Little-known fact about Cold as Ice: those amazing lips on the cover image? They’re mine.


9 Comments:

At 6/23/2010 3:12 PM, Blogger Kimberly said...

I'm a rewriter too and can imagine the angst. Glad that deadline is past so you can finally relax. Err...no wait...after Girl's Camp you can relax.

 
At 6/23/2010 6:44 PM, Blogger Taffy said...

Wow! You're book cover and lips are awesome :)
You're almost done! Yippee!

 
At 6/23/2010 10:34 PM, Blogger Marny said...

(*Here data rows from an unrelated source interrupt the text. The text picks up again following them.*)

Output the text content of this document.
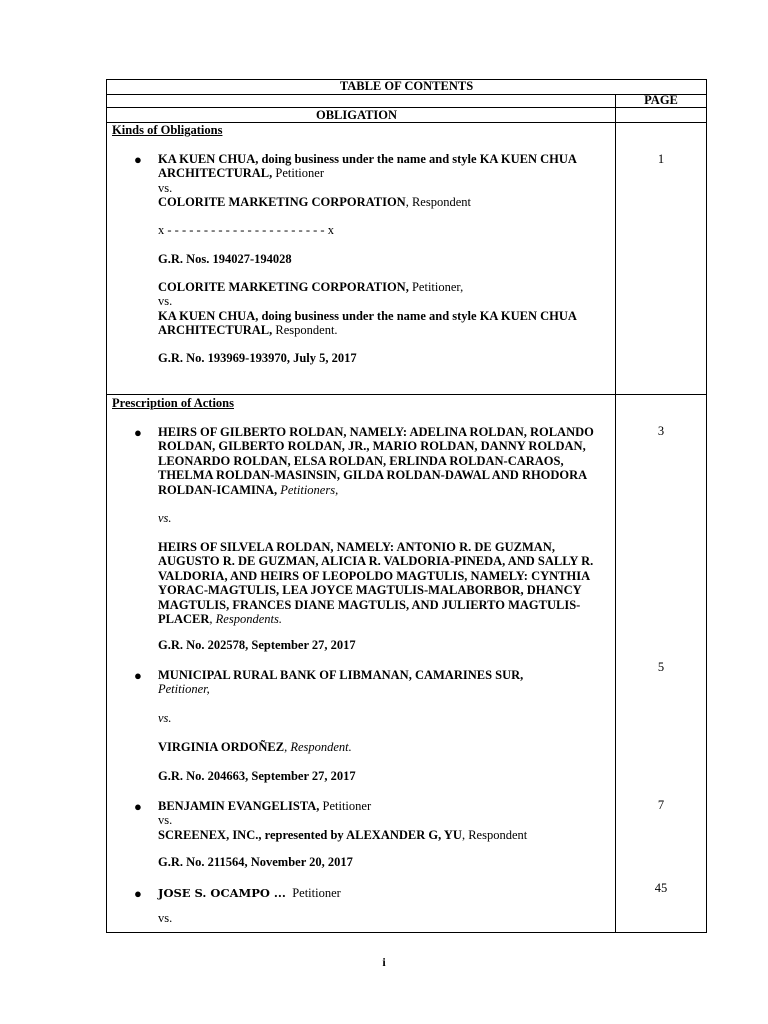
TABLE OF CONTENTS
PAGE
OBLIGATION
Kinds of Obligations
● KA KUEN CHUA, doing business under the name and style KA KUEN CHUA ARCHITECTURAL, Petitioner
vs.
COLORITE MARKETING CORPORATION, Respondent
1
x - - - - - - - - - - - - - - - - - - - - - - x
G.R. Nos. 194027-194028
COLORITE MARKETING CORPORATION, Petitioner,
vs.
KA KUEN CHUA, doing business under the name and style KA KUEN CHUA ARCHITECTURAL, Respondent.
G.R. No. 193969-193970, July 5, 2017
Prescription of Actions
● HEIRS OF GILBERTO ROLDAN, NAMELY: ADELINA ROLDAN, ROLANDO ROLDAN, GILBERTO ROLDAN, JR., MARIO ROLDAN, DANNY ROLDAN, LEONARDO ROLDAN, ELSA ROLDAN, ERLINDA ROLDAN-CARAOS, THELMA ROLDAN-MASINSIN, GILDA ROLDAN-DAWAL AND RHODORA ROLDAN-ICAMINA, Petitioners,
3
vs.
HEIRS OF SILVELA ROLDAN, NAMELY: ANTONIO R. DE GUZMAN, AUGUSTO R. DE GUZMAN, ALICIA R. VALDORIA-PINEDA, AND SALLY R. VALDORIA, AND HEIRS OF LEOPOLDO MAGTULIS, NAMELY: CYNTHIA YORAC-MAGTULIS, LEA JOYCE MAGTULIS-MALABORBOR, DHANCY MAGTULIS, FRANCES DIANE MAGTULIS, AND JULIERTO MAGTULIS-PLACER, Respondents.
G.R. No. 202578, September 27, 2017
● MUNICIPAL RURAL BANK OF LIBMANAN, CAMARINES SUR, Petitioner,
5
vs.
VIRGINIA ORDOÑEZ, Respondent.
G.R. No. 204663, September 27, 2017
● BENJAMIN EVANGELISTA, Petitioner
vs.
SCREENEX, INC., represented by ALEXANDER G, YU, Respondent
7
G.R. No. 211564, November 20, 2017
● JOSE S. OCAMPO ...  Petitioner	45
vs.
i
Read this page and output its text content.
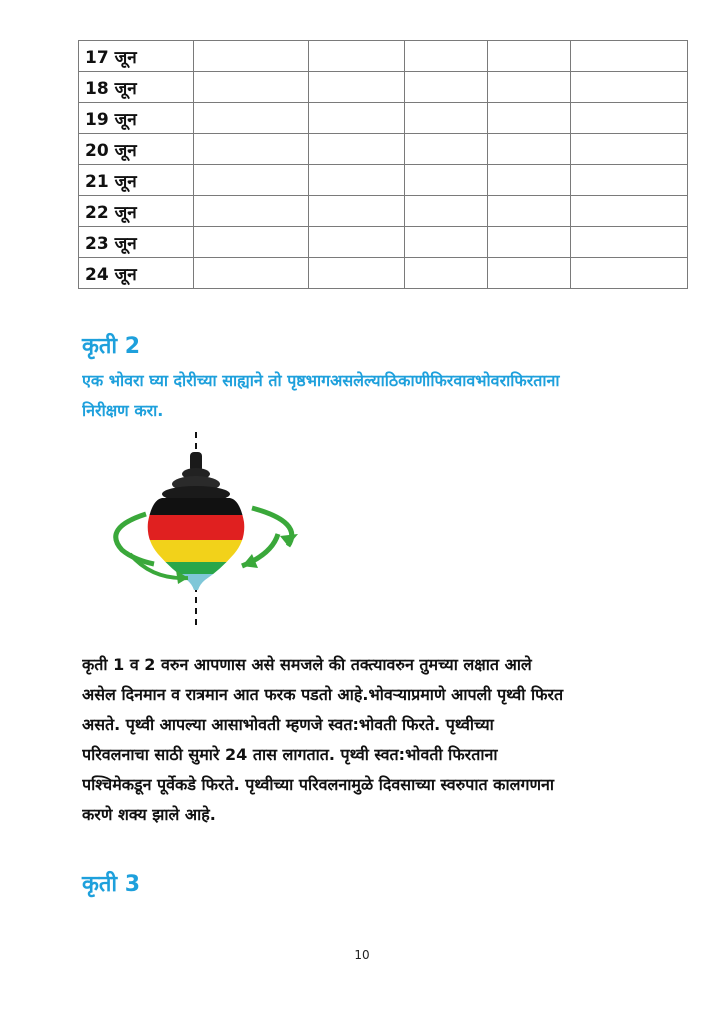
17 जून					
18 जून					
19 जून					
20 जून					
21 जून					
22 जून					
23 जून					
24 जून					
कृती 2

एक भोवरा घ्या दोरीच्या साह्याने तो पृष्ठभागअसलेल्याठिकाणीफिरवावभोवराफिरताना
निरीक्षण करा.

कृती 1 व 2 वरुन आपणास असे समजले की तक्त्यावरुन तुमच्या लक्षात आले
असेल दिनमान व रात्रमान आत फरक पडतो आहे.भोवऱ्याप्रमाणे आपली पृथ्वी फिरत
असते. पृथ्वी आपल्या आसाभोवती म्हणजे स्वत:भोवती फिरते. पृथ्वीच्या
परिवलनाचा साठी सुमारे 24 तास लागतात. पृथ्वी स्वत:भोवती फिरताना
पश्चिमेकडून पूर्वेकडे फिरते. पृथ्वीच्या परिवलनामुळे दिवसाच्या स्वरुपात कालगणना
करणे शक्य झाले आहे.

कृती 3
10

Part of the reason the last proof authors see is typeset pages is to keep them from rewriting at that stage. :) It's not so bad with fiction, but especially with nonfiction rewriting after the book is typeset can have huge consequences. At the least, it can change the line endings in a paragraph (which most publishers don't care about, but some of us try to avoid bad line breaks). At worst, it can change the pagination of the whole book, which may ripple to the table of contents, the index, and the cover. I just finished typesetting and indexing a book where the author added two paragraphs at the final proof stage, but it caused havoc with the index, and of course we were on a tight deadline at that point. So don't feel (too) bad; you're not the only one who wants to keep changing things.

 
At 6/24/2010 12:53 AM, Blogger Stephanie Black said...

True, Kimberly--if I can just make it through the next three weeks, THEN I can relax!

:) Thanks, Taffy.

Marny, thanks for the insights on what the process is like from the other side. That's an eye-opener.

 
At 6/24/2010 1:45 AM, Blogger Charlie Moore said...

You know I thought about commenting on the lips on the Cold as Ice cover in an earlier post. I was going to say I thought there was quite a bit of lipstick caked on them. Sure glad now that I refrained from doing that. Whew.

Charlie

 
At 6/24/2010 11:29 AM, Blogger Stephanie Black said...

Ha ha, Charlie, after I got the cover I joked to my editor that I'd better get the main character a new tube of lipstick.

 
At 6/24/2010 6:17 PM, Blogger Anna Buttimore said...

Stephanie, I'm the opposite. I don't rewrite. I write the thing, then I go through it once and change maybe a word or two, then I declare it finished and never touch it again.

That's why your books are so much better than mine.

 
At 6/24/2010 7:15 PM, Blogger Karlene said...

Ditto what Marney said. Drives me nuts. That is why some publishers threaten to charge authors if they make changes after typesetting.

 
At 6/24/2010 9:38 PM, Blogger Stephanie Black said...

Anna, I think it's just that it takes me multiple drafts to produce something publishable, whereas you can do it in one draft! My brain is so disorganized that it takes me a while to find the story and get everything working.